At the beginning of the rollout she got a lot of relatively straightforward questions. But she said it’s now more “a combination of the fear with, it’s not super easy to just get the vaccine.”
Patients come with queries related to their health conditions, allergies, mixing and matching vaccines, or social media misinformation. Some are housebound and may just have been missed. One recently showed her a video claiming to show post-vaxx side effects “that I know as a physician are not possibly related to the vaccine.”
“If I’m able to convince somebody it’s often because they trust me,” she said.
“They trust that I have their best interests at heart and that I am knowledgeable about the science of the vaccines.”
In the city and province “we’re approaching 80 per cent” of adults with at least a first dose, noted Dr. Dara Maker, a family doctor at Women’s College Hospital.
“But that’s one-fifth of our population, of our eligible population that isn’t vaccinated. That’s still a significant proportion of people and often it’s that phone call from somebody’s primary care provider, and they take that opportunity to answer their specific questions that helps them move toward being closer to getting vaccinated.”
The tool will take some back-end hustle by doctors to cross-reference with patient lists to find the ones who haven’t received the shot, and Kiran noted, it will be harder for physicians working outside of family health teams to find the time. It also only works for family doctors under the patient enrolment model, who get paid per patient, and doesn’t apply to those who bill for each individual service.

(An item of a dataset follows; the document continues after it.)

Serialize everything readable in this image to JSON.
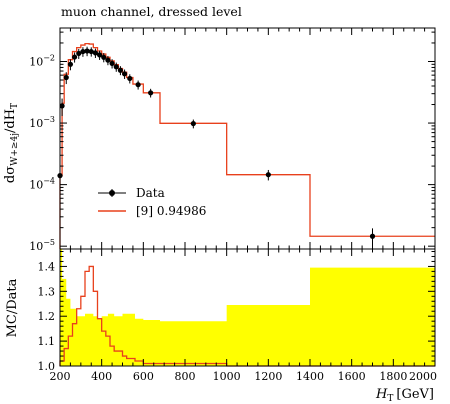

Kiran and staff at her family health team have already been booking vaccine appointments as the complex web of vaccine portals is still a barrier for some.
“Sometimes I feel like it’s really important to close the deal if the patient is in the room or on the phone,” she said.
Having doses available at doctors’ offices would make it even easier, she added And at this point, any little thing to nudge up the vaccination rate is needed.
She likens the vaccine rollout to a home reno, where “the last five per cent of a renovation takes 95 per cent of the time.”